From Raw Data to Intelligence: Building AI‑Ready Platforms with Fabric
Building scalable data platforms in Microsoft Fabric requires platform engineering by design, especially when moving from raw data to actionable intelligence. This session explores the Fabric Metadata Driven Framework (FMD) and how Fabric SQL Database acts as the control plane for metadata driven pipelines, notebooks and observability across the lakehouse. You’ll learn how to cleanse raw data and enforce data quality controls, so your data becomes reliable, governed and ready to power your intelligence and AI layers. Ready to build your AI foundation?
About the speaker
Erwin de Kreuk
Erwin de Kreuk is an experienced Technology Lead for Data at InSpark, a Microsoft partner recognized as Global Partner of the Year for Identity and Dutch Partner of the Year for Data & AI.
With 16 years of experience on the Microsoft Data Platform, including 8 years focused on Azure and Microsoft Fabric, Erwin helps organizations define and execute their data and AI strategy. His focus is on building scalable, secure, and future‑proof data platforms that enable analytics, operational excellence, and AI‑driven innovation.

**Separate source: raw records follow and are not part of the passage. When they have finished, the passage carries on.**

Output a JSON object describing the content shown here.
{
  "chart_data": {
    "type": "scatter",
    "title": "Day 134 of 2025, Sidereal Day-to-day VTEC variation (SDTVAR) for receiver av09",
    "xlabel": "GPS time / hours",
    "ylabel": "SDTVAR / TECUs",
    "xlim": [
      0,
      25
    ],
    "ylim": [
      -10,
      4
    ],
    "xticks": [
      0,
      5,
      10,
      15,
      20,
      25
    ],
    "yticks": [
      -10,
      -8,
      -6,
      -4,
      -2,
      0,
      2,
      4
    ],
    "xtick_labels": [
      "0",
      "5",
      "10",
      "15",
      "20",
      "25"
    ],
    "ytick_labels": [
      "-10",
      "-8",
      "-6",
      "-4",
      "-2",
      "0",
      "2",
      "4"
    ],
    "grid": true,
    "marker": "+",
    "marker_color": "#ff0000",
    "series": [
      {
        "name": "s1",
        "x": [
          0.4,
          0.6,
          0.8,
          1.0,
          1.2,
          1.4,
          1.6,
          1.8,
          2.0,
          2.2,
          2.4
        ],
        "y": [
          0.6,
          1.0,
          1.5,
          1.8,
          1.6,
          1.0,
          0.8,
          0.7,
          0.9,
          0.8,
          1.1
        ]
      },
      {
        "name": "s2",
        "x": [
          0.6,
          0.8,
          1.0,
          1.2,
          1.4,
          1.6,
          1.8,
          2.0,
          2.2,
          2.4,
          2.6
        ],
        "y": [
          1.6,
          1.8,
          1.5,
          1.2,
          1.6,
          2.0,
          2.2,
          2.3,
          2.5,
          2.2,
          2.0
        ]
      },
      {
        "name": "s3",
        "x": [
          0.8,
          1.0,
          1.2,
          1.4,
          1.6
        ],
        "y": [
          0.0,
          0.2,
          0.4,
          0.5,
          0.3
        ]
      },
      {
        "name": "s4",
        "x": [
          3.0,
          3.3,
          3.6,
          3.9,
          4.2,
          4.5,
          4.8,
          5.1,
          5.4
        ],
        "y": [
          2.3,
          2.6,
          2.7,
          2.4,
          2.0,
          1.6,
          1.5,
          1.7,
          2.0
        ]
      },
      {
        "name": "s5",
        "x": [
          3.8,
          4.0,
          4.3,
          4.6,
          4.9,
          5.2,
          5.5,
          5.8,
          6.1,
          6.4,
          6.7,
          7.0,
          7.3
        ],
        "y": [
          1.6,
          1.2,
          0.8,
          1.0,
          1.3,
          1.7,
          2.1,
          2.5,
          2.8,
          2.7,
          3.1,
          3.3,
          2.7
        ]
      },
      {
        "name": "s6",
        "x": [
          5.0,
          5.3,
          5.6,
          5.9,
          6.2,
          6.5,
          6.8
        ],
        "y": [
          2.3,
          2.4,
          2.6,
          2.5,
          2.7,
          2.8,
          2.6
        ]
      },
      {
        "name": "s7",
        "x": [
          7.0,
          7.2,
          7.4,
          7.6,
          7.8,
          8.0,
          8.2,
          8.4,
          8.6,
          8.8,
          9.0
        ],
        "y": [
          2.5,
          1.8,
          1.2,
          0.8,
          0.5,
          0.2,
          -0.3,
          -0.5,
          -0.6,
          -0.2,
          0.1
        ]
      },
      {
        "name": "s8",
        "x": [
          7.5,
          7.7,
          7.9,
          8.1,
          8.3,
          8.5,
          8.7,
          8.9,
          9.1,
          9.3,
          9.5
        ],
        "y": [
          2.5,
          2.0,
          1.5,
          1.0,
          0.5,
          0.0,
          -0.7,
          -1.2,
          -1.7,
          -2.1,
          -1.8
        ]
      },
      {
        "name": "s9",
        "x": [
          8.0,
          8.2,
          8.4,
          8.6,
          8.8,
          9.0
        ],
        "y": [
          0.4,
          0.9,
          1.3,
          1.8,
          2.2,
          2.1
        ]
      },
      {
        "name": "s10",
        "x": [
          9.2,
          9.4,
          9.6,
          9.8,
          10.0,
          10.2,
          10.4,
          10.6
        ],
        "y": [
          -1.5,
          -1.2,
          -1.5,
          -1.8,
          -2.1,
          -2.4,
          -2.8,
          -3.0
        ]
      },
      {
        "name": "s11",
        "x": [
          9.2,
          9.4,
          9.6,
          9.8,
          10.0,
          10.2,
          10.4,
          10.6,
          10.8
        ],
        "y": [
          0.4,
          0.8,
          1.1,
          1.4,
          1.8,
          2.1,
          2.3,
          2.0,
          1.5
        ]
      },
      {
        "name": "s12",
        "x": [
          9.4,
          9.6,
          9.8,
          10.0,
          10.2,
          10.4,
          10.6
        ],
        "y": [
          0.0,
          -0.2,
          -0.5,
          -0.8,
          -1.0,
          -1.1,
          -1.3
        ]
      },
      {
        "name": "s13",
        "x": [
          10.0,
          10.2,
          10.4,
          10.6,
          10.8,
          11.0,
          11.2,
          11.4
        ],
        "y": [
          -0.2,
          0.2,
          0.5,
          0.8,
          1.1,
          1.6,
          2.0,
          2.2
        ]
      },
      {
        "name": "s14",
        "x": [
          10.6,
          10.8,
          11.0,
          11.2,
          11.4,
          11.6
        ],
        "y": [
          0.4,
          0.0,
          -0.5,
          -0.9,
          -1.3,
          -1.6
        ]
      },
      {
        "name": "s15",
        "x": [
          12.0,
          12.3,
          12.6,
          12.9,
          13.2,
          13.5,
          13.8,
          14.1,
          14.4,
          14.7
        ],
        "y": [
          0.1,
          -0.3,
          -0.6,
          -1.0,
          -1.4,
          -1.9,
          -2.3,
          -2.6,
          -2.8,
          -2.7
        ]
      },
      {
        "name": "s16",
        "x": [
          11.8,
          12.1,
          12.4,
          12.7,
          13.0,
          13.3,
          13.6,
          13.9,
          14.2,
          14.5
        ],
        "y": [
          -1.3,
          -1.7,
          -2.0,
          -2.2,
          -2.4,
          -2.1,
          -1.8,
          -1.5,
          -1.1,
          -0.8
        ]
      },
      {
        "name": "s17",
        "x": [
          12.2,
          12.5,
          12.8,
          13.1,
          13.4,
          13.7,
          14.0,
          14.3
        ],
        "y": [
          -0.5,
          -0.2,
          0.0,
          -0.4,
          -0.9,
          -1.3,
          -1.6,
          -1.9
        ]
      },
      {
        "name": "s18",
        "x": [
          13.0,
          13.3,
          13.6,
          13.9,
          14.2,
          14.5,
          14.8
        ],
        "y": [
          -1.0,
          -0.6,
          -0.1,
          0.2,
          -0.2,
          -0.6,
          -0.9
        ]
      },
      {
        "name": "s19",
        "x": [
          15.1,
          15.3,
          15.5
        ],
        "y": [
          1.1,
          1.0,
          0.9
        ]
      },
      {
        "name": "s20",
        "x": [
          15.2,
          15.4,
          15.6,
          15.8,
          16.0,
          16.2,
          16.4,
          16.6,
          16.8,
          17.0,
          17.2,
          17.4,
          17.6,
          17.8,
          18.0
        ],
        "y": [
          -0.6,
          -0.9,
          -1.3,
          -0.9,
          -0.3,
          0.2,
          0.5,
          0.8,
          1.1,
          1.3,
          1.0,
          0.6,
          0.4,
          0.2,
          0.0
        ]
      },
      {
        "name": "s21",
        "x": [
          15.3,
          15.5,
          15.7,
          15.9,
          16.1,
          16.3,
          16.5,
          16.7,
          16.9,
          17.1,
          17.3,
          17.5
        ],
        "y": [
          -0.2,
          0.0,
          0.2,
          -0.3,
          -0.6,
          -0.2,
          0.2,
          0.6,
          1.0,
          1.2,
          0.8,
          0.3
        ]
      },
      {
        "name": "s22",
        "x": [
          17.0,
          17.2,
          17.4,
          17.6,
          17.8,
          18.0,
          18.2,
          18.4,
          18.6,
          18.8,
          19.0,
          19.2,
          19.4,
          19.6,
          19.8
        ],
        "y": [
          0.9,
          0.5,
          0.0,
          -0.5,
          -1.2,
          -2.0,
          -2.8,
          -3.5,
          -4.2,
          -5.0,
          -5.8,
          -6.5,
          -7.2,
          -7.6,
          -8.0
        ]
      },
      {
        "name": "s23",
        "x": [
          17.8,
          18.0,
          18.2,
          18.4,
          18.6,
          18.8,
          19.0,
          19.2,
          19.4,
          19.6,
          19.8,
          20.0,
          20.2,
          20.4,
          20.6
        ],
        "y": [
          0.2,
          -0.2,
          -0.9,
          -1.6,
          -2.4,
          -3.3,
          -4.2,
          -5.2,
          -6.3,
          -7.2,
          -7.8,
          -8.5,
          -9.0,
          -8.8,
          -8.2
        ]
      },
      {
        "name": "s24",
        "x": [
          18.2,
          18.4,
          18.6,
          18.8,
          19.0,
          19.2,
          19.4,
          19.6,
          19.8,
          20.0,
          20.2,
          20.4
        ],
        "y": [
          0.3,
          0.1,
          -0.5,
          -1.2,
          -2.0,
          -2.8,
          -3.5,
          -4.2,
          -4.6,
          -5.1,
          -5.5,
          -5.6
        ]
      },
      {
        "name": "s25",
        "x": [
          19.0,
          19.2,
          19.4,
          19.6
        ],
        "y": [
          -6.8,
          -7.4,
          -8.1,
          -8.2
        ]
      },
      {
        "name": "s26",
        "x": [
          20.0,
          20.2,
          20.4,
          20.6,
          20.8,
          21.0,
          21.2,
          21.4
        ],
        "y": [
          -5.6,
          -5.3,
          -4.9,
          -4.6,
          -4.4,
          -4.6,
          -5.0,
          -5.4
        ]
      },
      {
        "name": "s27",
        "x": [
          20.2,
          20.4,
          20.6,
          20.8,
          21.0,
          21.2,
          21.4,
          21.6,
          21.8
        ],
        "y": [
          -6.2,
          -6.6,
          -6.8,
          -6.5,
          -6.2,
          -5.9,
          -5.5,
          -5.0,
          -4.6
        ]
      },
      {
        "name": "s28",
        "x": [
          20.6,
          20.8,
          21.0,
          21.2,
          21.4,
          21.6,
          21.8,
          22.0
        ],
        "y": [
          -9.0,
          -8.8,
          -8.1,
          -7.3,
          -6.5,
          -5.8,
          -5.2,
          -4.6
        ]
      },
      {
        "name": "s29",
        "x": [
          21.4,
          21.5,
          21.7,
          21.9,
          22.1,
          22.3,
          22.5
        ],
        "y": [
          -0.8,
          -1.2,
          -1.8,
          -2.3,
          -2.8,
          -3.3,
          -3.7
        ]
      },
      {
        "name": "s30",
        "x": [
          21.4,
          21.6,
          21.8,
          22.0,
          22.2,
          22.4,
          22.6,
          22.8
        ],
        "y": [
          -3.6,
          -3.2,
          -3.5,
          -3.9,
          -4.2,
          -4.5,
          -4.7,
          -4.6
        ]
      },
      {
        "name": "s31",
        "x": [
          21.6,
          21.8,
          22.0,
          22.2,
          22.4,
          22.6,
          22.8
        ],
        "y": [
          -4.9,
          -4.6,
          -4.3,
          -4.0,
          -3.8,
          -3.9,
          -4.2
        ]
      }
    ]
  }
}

Erwin is a Microsoft Data Platform MVP and a frequent speaker at national and international conferences, where he shares strategic insights on modern data platforms, platform engineering, and the role of data foundations in successful AI initiatives.
As a member of the Technology Board at InSpark, Erwin provides technical leadership across the data domain, guiding senior consultants and shaping the company’s data platform vision. He is closely involved in translating Microsoft’s roadmap into practical, enterprise‑ready solutions and advising customers on modernizing complex analytics landscapes.
Erwin is also a key stakeholder in InSpark’s managed data platform offerings, including Oxygen (Modern Data Platform as‑a‑Service) and the ISV Solution Nitrogen Control Center, a Microsoft Fabric–native solution focused on scalable data integration and processing.
His core belief: AI success is driven by strong leadership decisions and a solid data foundation, not by models alone.